Het College heeft de procedure en de argumenten van beide partijen zorgvuldig overwogen. Het College concludeert dat de Minister zich op goede gronden op het standpunt heeft gesteld dat de aanvraag niet gewijzigd kon worden, omdat er geen duidelijke fouten in de aanvraag waren aangetoond. De Europese regelgeving staat wijziging van aanvragen na de uiterste indieningsdatum alleen toe in geval van klaarblijkelijke fouten, en het College oordeelt dat de door appellant aangevoerde argumenten niet voldoende zijn om aan te nemen dat er sprake was van een dergelijke fout. Het College wijst erop dat de aanvraag consistent en logisch was ingevuld, en dat de Minister niet verplicht was om de motieven van de aanvrager verder te onderzoeken.

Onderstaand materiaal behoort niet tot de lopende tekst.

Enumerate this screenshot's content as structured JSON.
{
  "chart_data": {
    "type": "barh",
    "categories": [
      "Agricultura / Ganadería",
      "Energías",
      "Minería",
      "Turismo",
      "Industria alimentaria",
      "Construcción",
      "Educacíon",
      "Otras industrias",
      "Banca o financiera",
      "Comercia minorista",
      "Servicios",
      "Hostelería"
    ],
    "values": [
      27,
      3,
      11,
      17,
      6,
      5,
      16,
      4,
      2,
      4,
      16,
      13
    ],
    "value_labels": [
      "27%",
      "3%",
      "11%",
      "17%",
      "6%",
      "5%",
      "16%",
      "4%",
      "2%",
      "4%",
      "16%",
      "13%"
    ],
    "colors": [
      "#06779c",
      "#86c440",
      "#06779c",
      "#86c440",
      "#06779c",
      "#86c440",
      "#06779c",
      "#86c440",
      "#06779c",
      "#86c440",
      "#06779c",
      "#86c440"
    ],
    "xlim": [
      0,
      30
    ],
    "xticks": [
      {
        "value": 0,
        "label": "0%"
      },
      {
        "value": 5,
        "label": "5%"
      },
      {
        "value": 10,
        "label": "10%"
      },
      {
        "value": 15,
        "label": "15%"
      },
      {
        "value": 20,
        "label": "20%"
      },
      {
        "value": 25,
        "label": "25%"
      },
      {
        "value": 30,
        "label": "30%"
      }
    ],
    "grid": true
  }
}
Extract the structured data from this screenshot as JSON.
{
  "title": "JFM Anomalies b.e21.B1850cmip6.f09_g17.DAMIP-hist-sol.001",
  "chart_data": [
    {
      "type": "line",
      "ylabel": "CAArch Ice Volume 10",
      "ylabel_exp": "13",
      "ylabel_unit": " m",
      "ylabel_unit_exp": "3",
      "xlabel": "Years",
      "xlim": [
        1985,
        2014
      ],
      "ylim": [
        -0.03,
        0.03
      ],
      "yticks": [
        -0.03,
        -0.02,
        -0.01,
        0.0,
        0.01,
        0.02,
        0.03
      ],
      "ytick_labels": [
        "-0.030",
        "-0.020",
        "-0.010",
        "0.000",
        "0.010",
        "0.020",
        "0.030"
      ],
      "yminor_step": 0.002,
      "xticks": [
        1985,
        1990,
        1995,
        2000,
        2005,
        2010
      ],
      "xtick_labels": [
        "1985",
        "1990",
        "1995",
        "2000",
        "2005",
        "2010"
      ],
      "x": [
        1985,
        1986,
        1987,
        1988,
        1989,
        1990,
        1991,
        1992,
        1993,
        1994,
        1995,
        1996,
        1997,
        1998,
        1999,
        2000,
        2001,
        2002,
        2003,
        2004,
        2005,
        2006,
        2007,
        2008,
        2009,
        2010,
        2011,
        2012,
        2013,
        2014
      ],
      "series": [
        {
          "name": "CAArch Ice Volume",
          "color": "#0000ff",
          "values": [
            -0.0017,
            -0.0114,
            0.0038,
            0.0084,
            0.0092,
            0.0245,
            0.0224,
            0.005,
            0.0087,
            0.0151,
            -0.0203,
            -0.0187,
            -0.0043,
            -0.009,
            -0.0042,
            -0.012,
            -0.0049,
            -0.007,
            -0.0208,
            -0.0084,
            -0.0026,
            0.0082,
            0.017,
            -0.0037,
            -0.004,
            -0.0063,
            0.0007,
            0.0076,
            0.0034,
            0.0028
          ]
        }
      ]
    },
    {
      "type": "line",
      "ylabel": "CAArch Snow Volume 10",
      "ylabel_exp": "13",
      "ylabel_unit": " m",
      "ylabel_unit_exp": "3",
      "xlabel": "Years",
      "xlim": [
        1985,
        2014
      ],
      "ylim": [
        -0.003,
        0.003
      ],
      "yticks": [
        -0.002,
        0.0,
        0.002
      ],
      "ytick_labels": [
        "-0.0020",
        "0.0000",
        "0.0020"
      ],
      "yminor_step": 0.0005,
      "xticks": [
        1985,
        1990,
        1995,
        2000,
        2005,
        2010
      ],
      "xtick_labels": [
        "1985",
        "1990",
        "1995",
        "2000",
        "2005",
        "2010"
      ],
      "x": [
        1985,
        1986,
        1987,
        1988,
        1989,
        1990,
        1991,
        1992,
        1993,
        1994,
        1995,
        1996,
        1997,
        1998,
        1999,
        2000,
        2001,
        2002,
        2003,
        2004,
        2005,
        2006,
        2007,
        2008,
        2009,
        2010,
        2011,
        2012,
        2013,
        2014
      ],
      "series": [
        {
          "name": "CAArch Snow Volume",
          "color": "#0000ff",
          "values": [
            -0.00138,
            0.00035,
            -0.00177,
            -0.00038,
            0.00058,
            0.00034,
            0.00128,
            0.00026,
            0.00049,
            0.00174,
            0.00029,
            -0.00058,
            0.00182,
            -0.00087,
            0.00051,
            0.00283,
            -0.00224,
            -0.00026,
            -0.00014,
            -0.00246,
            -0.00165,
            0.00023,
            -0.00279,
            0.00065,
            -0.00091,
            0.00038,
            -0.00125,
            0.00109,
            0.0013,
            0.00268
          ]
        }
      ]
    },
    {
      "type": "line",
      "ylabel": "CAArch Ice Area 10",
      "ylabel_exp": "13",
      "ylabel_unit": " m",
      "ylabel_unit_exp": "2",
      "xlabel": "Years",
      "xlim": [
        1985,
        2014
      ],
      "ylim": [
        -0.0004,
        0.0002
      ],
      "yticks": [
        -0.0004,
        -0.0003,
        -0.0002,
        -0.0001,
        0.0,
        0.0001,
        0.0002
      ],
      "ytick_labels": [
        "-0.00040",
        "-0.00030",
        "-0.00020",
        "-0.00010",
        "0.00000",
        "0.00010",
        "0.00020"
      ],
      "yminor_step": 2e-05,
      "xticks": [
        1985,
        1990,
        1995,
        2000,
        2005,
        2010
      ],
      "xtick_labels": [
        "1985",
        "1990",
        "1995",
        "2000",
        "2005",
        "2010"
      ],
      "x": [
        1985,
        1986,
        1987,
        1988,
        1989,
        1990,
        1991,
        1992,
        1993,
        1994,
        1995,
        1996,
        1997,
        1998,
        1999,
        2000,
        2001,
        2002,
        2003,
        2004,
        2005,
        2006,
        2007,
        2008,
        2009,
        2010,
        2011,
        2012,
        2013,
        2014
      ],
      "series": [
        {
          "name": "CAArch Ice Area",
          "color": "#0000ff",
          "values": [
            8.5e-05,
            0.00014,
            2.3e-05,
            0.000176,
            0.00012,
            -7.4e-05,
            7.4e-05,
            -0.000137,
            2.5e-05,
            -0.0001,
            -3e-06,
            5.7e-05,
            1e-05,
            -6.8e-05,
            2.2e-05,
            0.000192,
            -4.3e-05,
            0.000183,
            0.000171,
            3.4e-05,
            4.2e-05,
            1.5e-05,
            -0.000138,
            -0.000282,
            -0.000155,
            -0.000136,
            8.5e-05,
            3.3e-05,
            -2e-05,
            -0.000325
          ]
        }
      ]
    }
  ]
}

Uiteindelijk heeft het College het beroep van appellant ongegrond verklaard, en geen termen aanwezig geacht voor een proceskostenveroordeling. De uitspraak benadrukt de strikte voorwaarden waaronder wijzigingen in steunaanvragen kunnen worden toegestaan, en bevestigt de verantwoordelijkheid van de aanvrager voor de juistheid van zijn aanvraag.